Ian Cox moved his van back alongside me.

“Waiting for your mum?” he asked. He glanced behind him, back up the drive, as if he half expected to see my mother appearing from the house.

I didn’t say anything.

“Interesting headgear.”

I looked at the interior of the van, at the folded copy of the Sun on the dash, the old coffee cups, crumpled drinks cans and bits of greasy paper that littered the passenger seat.

“Don’t say much, do you?” he said. He looked back up the drive. “All right, then. Tell your mum I’ll be at another job today, let the cement set. I’ve seen your dad.”

His eyes looked me up and down once more, from my gray turban to my black school shoes. I looked at his scruffy gray hair, his checkered red flannel shirt, the thrust of his belly against the steering wheel. He gave me something almost like a smile. I looked back up the drive.

“Sure,” I said.

“I’ll be back tomorrow.”

“Sure.”

He gave me one last look. Then he revved up and took off fast down the road, the wheels of the van skidding over its speed bumps, black smoke billowing from the exhaust.

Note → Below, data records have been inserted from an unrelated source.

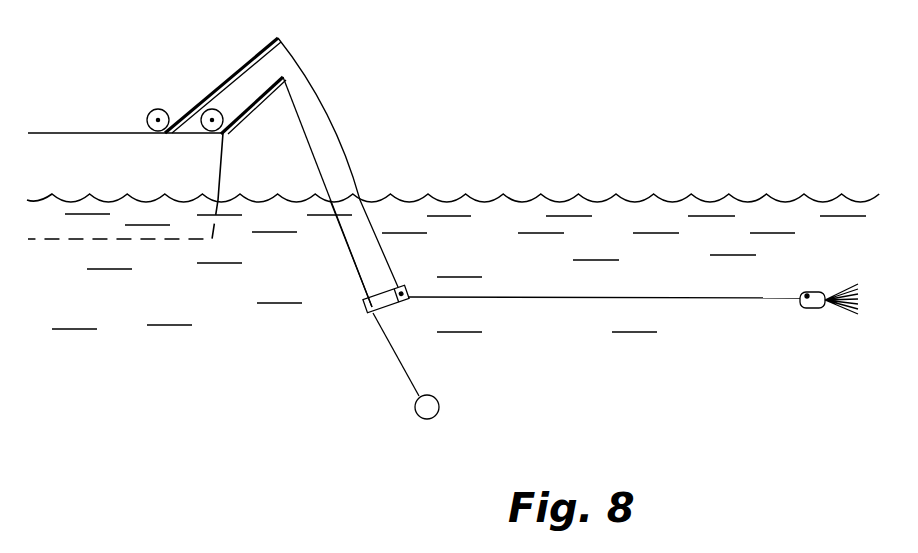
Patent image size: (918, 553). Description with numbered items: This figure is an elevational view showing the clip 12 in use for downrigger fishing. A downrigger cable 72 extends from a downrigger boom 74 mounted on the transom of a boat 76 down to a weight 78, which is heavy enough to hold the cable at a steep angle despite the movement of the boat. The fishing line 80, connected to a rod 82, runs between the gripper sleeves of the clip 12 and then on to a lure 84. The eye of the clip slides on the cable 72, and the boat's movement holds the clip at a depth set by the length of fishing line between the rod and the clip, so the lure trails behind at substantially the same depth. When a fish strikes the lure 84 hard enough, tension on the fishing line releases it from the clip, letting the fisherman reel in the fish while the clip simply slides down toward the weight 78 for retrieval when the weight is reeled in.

The clip 12 is at (362, 313).
The downrigger cable 72 is at (342, 240).
The downrigger boom 74 is at (253, 107).
The boat 76 is at (225, 155).
The weight 78 is at (415, 407).
The fishing line 80 is at (332, 105).
The rod 82 is at (237, 70).
The lure 84 is at (812, 310).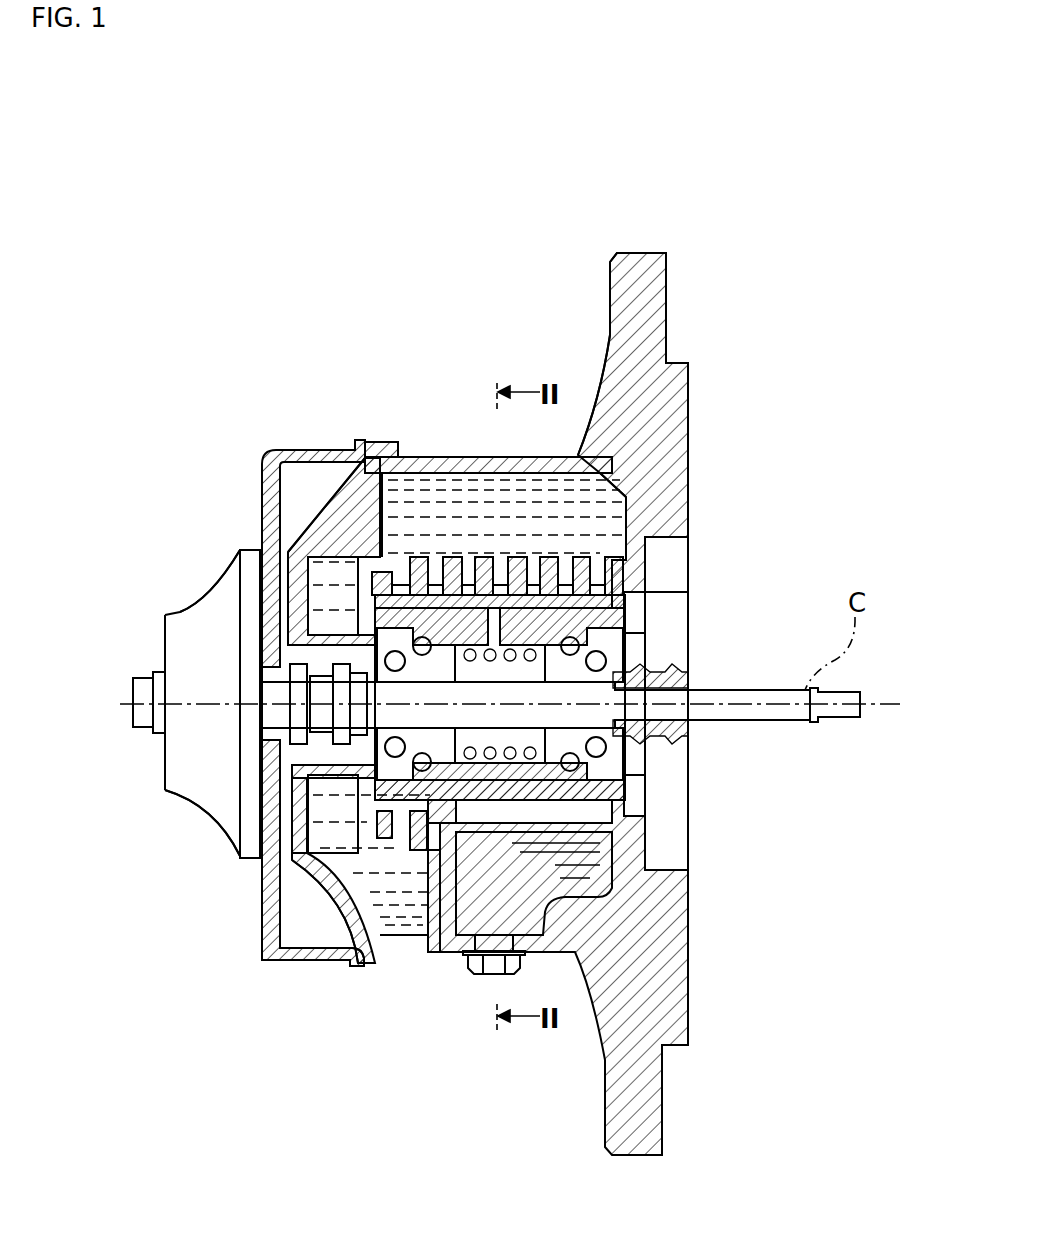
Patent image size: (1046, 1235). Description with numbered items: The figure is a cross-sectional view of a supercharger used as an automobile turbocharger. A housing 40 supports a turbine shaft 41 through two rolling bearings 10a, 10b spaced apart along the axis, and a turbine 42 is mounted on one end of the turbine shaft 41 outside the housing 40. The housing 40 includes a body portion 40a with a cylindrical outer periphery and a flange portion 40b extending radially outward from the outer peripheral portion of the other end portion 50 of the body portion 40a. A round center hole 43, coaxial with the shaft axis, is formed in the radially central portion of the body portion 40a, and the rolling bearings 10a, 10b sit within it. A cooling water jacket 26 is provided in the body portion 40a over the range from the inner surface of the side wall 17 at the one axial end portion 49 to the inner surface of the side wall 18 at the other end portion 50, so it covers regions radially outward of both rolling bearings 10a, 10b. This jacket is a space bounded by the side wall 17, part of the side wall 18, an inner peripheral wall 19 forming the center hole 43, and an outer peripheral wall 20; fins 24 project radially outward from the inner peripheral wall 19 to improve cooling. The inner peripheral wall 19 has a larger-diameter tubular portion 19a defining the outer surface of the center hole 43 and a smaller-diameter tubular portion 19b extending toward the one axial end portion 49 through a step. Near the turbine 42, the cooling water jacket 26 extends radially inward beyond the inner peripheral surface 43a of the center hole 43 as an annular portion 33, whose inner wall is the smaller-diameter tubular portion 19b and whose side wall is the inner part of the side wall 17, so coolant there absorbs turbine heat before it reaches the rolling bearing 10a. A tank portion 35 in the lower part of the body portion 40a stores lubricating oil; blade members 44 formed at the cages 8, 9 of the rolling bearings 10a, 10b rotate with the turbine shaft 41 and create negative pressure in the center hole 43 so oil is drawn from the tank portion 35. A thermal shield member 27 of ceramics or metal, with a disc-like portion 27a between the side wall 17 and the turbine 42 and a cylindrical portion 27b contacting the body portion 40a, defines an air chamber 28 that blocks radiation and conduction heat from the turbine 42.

The cage 8 is at (535, 732).
The cage 9 is at (677, 758).
The rolling bearing 10a is at (392, 702).
The rolling bearing 10b is at (612, 869).
The side wall 17 is at (196, 682).
The side wall 18 is at (698, 703).
The inner peripheral wall 19 is at (465, 620).
The larger-diameter tubular portion 19a is at (332, 507).
The smaller-diameter tubular portion 19b is at (218, 685).
The outer peripheral wall 20 is at (578, 395).
The fins 24 is at (693, 513).
The cooling water jacket 26 is at (467, 653).
The thermal shield member 27 is at (276, 722).
The disc-like portion 27a is at (181, 844).
The cylindrical portion 27b is at (336, 991).
The air chamber 28 is at (269, 911).
The annular portion 33 is at (215, 666).
The tank portion 35 is at (516, 927).
The housing 40 is at (626, 704).
The body portion 40a is at (488, 418).
The flange portion 40b is at (702, 308).
The turbine shaft 41 is at (828, 742).
The turbine 42 is at (167, 823).
The center hole 43 is at (565, 697).
The inner peripheral surface 43a is at (488, 897).
The blade members 44 is at (562, 686).
The one axial end portion 49 is at (213, 580).
The other end portion 50 is at (709, 554).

God, I thought, how incredible to have that freedom. To up sticks and go somewhere else for a day. To just drive away. I looked down the empty road. To the right was my known life, the walk that would lead me to a school full of girls who thought I was weird. Now they wouldn’t even recognize me. When I’d last seen them, at the end of the summer term, I’d had long hair. And flesh on my bones. The beginning of breasts. Now my uniform hung off me. It didn’t fit. Nothing fit. I didn’t fit. My entire life didn’t fit. I thought about the dull year ahead, the endless routine of classes and bells and homework and organized games. I thought about the half-curious questions my classmates would ask about the state of my hair, the sly, judgmental looks they’d exchange. They wouldn’t be unkind, at least, not directly to my face. All of them were nice girls, already well versed in ways of dealing with undesirables, and, once they’d satisfied their curiosity, they would simply close the gates of their exclusive friendships, leaving me on the outside. None of them would ever risk talking to me again. Everyone knows weirdness is catching. That’s just how it works.

I thought about Willa. She’d be nearly at school by now, walking fast, anxious about being late and seeing her shiny friends again after the long summer break.

I looked back at the house.

This was a life where I didn’t belong.

So instead of turning right, I turned left.